Shusharra | |
Alternative name | Tell Shimshara |
---|---|
Location | Iraq |
Region | Sulaymaniyah Governorate |
Coordinates | 36°12′03″N 44°56′18″E / 36.20083°N 44.93833°E |
Type | tell |
Length | 270 m (890 ft) (lower mound) |
Width | 60 m (200 ft) (main mound) |
Height | 19 m (62 ft) (main mound), 6 m (20 ft) (lower mound) |
History | |
Periods | Hassuna, Middle Bronze Age, Islamic |
Site notes | |
Excavation dates | 1957–1959, 2012 |
Archaeologists | J. Eidem, H. Ingholt, J. Læssøe, A. al-Qadir at-Tekrîti |
Condition | periodically flooded by Lake Dukan |
Tell Shemshāra (ancient Shusharra) (also Tell Shimshara) is an archaeological site located along the Little Zab in Sulaymaniyah Governorate, in the Iraqi Kurdistan autonomous administrative division of Iraq. The site was inundated by Lake Dukan until recently.

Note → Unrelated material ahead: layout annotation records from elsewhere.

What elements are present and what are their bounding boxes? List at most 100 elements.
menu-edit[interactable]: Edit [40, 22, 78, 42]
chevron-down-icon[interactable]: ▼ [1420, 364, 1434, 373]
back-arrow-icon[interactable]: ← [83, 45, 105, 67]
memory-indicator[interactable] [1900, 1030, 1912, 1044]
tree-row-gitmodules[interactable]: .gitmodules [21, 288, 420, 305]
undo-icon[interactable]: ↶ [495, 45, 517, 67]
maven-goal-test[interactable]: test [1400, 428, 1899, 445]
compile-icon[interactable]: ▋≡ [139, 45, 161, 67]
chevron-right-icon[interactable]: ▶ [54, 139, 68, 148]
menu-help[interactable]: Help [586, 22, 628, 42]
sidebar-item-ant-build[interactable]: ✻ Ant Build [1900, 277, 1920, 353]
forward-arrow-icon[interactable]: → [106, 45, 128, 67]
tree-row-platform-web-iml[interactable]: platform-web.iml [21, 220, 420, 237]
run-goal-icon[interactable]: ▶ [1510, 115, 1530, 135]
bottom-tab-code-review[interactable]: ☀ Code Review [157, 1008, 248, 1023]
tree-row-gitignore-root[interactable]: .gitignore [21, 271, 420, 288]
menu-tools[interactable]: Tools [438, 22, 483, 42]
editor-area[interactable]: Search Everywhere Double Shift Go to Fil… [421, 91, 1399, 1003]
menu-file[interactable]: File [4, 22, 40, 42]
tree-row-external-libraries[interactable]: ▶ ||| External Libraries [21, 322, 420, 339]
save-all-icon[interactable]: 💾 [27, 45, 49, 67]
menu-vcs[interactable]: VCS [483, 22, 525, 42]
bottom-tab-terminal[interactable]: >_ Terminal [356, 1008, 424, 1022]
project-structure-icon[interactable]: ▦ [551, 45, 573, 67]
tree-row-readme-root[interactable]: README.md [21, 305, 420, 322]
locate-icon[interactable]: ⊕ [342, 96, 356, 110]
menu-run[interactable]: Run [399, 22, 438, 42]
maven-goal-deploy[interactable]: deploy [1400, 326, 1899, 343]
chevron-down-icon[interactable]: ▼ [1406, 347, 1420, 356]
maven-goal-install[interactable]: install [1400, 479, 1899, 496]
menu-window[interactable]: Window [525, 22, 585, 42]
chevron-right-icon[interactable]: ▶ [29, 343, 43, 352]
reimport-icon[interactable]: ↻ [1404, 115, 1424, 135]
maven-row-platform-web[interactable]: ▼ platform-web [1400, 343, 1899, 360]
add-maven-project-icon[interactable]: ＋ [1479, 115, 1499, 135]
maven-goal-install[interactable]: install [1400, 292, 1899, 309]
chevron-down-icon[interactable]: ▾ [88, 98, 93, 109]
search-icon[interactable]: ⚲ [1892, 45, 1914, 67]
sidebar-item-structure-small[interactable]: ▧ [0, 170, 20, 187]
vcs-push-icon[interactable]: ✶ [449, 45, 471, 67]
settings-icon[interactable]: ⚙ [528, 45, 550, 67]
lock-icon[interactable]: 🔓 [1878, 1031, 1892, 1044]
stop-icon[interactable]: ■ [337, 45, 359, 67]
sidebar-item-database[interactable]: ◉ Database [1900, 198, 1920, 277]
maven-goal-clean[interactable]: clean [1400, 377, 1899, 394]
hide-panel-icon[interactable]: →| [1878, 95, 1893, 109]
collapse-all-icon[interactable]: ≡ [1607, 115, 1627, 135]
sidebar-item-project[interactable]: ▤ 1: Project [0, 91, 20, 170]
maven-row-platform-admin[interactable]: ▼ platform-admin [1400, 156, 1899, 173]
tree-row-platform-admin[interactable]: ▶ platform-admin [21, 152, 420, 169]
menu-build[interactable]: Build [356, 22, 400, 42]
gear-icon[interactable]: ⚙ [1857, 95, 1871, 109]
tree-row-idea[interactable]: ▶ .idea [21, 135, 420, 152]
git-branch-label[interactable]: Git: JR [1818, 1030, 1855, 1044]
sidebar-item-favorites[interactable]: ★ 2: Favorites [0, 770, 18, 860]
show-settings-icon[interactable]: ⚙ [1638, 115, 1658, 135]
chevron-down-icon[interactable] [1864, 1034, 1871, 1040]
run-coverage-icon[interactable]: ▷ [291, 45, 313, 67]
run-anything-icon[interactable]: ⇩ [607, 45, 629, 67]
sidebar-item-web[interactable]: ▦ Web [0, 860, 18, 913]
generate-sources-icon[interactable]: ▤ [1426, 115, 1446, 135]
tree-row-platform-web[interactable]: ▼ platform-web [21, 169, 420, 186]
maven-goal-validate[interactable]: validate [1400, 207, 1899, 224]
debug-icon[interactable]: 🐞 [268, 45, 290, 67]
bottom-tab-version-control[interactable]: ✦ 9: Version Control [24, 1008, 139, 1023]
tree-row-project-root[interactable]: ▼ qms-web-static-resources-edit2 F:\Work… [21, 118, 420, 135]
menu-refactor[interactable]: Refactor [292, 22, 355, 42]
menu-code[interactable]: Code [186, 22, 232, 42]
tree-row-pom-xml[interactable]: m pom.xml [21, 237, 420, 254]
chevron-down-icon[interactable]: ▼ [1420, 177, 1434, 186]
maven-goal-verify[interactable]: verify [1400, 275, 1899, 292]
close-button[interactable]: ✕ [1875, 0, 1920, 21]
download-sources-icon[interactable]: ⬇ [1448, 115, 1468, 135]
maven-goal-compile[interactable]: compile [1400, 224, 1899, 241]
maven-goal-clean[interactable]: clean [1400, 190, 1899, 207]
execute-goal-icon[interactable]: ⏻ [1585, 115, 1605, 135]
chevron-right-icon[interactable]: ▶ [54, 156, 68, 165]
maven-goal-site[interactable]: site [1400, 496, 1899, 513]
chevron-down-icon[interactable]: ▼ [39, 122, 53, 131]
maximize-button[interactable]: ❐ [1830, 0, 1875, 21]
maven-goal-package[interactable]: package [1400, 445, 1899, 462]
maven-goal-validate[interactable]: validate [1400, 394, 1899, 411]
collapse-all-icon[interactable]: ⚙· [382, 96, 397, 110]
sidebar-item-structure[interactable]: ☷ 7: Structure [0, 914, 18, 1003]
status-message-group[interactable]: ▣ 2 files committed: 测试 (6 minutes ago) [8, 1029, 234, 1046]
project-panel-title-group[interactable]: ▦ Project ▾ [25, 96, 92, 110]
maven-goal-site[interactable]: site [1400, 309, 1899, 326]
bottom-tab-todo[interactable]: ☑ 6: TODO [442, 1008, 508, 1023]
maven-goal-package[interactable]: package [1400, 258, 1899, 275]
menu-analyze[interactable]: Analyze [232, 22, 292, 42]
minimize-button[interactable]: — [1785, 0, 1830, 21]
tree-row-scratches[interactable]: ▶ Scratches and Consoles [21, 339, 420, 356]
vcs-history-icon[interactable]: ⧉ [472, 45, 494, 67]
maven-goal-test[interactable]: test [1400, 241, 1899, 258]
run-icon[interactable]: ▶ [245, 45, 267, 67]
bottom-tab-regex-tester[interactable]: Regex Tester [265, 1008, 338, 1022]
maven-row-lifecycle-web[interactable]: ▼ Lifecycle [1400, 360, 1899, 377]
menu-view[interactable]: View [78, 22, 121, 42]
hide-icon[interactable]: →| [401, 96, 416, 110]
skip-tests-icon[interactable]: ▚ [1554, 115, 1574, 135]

The site was occupied, although not continuously, from the Hassuna period (early sixth millennium BCE) until the 14th century CE. A small archive recovered from the Middle Bronze Age layers (early second millennium BCE) revealed that, at least in that period, the site was called Shusharra and was the capital of a small, semi-independent Turukkean polity called māt Utêm or "land of the gatekeeper" ruled by a man called Kuwari acting as governor under a larger Hurrian state.[1]